I wanted to tell her that I didn't know how to protect her without caging her. Every time she looked at me, I felt like a man instead of a monster. That I couldn't let her go, even if it meant breaking her. But the words stayed stuck in my throat.
"You don't understand what you've become," I said instead, in a voice now almost a whisper.
She looked at me one last time and then turned away. The sound of her footsteps faded down the hall, and they felt heavier than any gunshot I'd ever heard.

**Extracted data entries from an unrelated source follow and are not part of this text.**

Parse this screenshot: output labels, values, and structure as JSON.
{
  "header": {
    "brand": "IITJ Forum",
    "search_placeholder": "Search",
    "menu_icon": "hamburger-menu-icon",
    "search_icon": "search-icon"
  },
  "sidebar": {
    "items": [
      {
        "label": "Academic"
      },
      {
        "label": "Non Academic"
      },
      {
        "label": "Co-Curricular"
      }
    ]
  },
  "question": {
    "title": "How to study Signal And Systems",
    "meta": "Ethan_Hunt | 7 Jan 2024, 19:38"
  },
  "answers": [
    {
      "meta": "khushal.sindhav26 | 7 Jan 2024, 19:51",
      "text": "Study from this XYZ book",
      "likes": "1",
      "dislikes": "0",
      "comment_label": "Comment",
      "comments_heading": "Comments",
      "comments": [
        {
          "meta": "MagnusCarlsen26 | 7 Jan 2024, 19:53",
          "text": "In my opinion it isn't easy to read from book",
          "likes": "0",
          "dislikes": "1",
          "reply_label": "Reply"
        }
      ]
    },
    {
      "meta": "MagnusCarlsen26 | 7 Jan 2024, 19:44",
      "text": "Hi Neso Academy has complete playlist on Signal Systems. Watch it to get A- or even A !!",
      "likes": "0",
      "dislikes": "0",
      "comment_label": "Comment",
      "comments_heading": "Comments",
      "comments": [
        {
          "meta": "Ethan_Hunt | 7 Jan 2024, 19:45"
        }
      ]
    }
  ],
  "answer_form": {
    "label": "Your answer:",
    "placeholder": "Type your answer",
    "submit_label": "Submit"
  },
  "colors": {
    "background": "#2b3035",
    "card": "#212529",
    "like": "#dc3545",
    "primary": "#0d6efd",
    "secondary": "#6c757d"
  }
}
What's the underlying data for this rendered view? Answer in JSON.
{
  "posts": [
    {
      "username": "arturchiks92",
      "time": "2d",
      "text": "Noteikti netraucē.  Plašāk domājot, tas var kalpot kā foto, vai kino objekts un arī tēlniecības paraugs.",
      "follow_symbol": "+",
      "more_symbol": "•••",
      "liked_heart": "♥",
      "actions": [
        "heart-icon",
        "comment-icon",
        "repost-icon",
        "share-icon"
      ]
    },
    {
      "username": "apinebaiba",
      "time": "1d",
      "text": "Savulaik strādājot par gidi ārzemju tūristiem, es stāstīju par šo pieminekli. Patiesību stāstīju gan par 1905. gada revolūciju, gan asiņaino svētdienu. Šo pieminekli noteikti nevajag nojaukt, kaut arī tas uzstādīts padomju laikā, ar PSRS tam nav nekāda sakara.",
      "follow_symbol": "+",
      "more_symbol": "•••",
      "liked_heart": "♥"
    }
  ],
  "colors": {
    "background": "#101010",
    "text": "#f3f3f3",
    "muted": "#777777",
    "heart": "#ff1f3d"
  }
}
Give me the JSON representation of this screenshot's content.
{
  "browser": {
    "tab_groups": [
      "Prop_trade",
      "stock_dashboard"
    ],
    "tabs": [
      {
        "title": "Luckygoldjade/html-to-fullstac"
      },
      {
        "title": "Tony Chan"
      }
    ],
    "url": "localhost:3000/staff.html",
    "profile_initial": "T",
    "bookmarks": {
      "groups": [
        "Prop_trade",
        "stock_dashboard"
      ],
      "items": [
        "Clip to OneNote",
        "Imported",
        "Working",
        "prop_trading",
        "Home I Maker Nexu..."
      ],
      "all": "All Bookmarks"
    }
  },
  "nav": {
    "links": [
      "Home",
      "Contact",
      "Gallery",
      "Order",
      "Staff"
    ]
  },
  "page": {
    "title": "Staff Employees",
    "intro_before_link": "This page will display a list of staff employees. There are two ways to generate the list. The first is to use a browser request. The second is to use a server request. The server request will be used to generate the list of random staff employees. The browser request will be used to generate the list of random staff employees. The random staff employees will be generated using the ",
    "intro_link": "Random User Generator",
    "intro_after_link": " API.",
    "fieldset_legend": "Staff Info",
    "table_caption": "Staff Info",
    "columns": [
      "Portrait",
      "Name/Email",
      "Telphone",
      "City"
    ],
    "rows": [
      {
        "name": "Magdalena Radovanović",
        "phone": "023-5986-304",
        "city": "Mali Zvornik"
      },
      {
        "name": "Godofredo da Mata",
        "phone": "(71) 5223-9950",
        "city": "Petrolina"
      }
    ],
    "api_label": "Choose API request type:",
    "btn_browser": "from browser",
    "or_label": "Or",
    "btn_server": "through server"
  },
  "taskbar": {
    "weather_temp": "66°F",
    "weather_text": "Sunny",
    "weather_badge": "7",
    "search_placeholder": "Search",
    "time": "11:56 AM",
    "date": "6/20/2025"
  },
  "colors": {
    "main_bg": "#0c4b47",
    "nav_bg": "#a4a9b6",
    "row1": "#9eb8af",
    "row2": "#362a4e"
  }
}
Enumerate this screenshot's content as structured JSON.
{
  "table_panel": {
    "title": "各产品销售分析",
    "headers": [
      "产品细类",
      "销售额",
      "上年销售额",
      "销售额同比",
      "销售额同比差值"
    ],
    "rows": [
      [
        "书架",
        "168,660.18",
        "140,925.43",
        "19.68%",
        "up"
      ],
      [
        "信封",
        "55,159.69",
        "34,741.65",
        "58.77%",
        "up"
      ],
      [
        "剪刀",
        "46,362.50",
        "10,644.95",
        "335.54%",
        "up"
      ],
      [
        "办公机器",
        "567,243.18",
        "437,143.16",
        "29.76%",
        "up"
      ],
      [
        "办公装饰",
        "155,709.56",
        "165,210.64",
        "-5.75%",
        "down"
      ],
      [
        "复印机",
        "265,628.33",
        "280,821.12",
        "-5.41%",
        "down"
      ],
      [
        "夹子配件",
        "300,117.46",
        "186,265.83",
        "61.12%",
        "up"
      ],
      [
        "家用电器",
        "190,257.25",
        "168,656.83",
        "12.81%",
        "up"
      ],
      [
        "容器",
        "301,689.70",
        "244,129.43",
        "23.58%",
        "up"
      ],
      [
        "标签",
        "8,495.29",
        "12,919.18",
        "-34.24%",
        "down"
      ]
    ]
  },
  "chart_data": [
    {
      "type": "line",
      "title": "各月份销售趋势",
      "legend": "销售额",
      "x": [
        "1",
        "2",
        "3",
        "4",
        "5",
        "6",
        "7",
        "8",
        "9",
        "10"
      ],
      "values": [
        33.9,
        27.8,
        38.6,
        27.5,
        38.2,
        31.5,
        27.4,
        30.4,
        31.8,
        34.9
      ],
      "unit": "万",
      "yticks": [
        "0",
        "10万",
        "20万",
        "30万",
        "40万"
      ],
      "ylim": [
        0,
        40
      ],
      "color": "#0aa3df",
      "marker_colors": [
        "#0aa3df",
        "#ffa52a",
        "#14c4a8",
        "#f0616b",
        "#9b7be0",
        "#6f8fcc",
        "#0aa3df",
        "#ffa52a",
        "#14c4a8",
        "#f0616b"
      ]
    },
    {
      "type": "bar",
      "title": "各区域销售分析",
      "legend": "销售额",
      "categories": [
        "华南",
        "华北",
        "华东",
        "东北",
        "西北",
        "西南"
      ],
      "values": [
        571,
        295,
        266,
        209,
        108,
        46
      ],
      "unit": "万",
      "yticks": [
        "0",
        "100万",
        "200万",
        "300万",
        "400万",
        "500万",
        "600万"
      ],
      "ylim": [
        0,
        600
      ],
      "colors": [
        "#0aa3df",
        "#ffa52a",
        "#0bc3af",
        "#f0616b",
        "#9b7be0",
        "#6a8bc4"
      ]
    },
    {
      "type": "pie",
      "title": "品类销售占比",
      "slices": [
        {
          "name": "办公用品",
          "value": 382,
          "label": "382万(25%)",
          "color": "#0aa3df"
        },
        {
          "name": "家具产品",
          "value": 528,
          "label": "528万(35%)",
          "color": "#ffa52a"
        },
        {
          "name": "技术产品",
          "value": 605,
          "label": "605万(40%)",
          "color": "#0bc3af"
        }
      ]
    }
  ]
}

I stood there in the silence, the taste of whiskey and regret thick in the air. I was half a king and half a ruin, and she was already in every part of me I'd sworn no one would ever touch.
The night dragged on, long and silent, and the city lights blinked through the glass walls, but didn't reach me.
I sat at my desk, with half a drink untouched, staring at nothing.
My mind wouldn't shut up, and her voice still echoed in my head.
.. I'm not your pawn. Her eyes when she said it, the way she looked at me when she said it, made me look like I was the enemy. Maybe I was.
I leaned back in the chair, rubbing my temples.
I'd killed men for less than the way she talked to me tonight, but none of it mattered because she wasn't like them, and she never would be.
A soft knock broke the silence, and Yuri stepped in, pale and holding an envelope as if it might explode in his hand.
"Boss," he said in a low voice. "This just arrived."
I frowned. "From who?"
"No return address."
I stood, took it from him, and tore it open. A single photograph slid out, and I picked it up. For a second, I couldn't breathe. It was Isabella. She was stepping out of her father's villa, wearing that same calm mask she always wore in public. But that wasn't what made my stomach twist.
There was a small red circle drawn around her head.
It was a crosshair, a sniper's scope, and I stared at it, and the air around me turned to ice.
For a moment, everything went quiet. My pulse, my thoughts, and the world.
Then it hit all at once, the rage, the fear, and the fire that never stopped burning.
Yuri shifted nervously. "Boss."
I looked up slowly. "Where did this come from?"
"It was delivered to the lobby. No name, just that."
I clenched the photo until the edge cut my skin. "Get every man we have," I said, in a low, hard voice. "No one sleeps until we find who did this."
Yuri didn't argue; he just nodded once and rushed out.
The door shut behind him, leaving me alone with the picture.
I stared at it for a long time, her face, her eyes.
.. the target over her head. They were coming for her, and now they knew exactly what she meant to me.
I poured another drink, but my hand shook, and the whiskey splashed onto the desk.
I didn't care. I couldn't stop thinking, when did she become this?
The weakness they'd use against me, the one thing that could break me.
Was it love? Obsession? I didn't even know anymore. All I knew was that if anyone touched her, even breathed near her, they'd never see daylight again.
I looked down at the picture one last time, my voice barely a whisper now. "You're not dying, Isabella. Not while I'm still breathing."
I placed the photo on the desk, and the red circle stared back at me like a challenge. If they wanted war, they'd get one. And this time, I wasn't just defending the Bratva, I was defending her. Even if I had to burn the whole city to the ground to do it.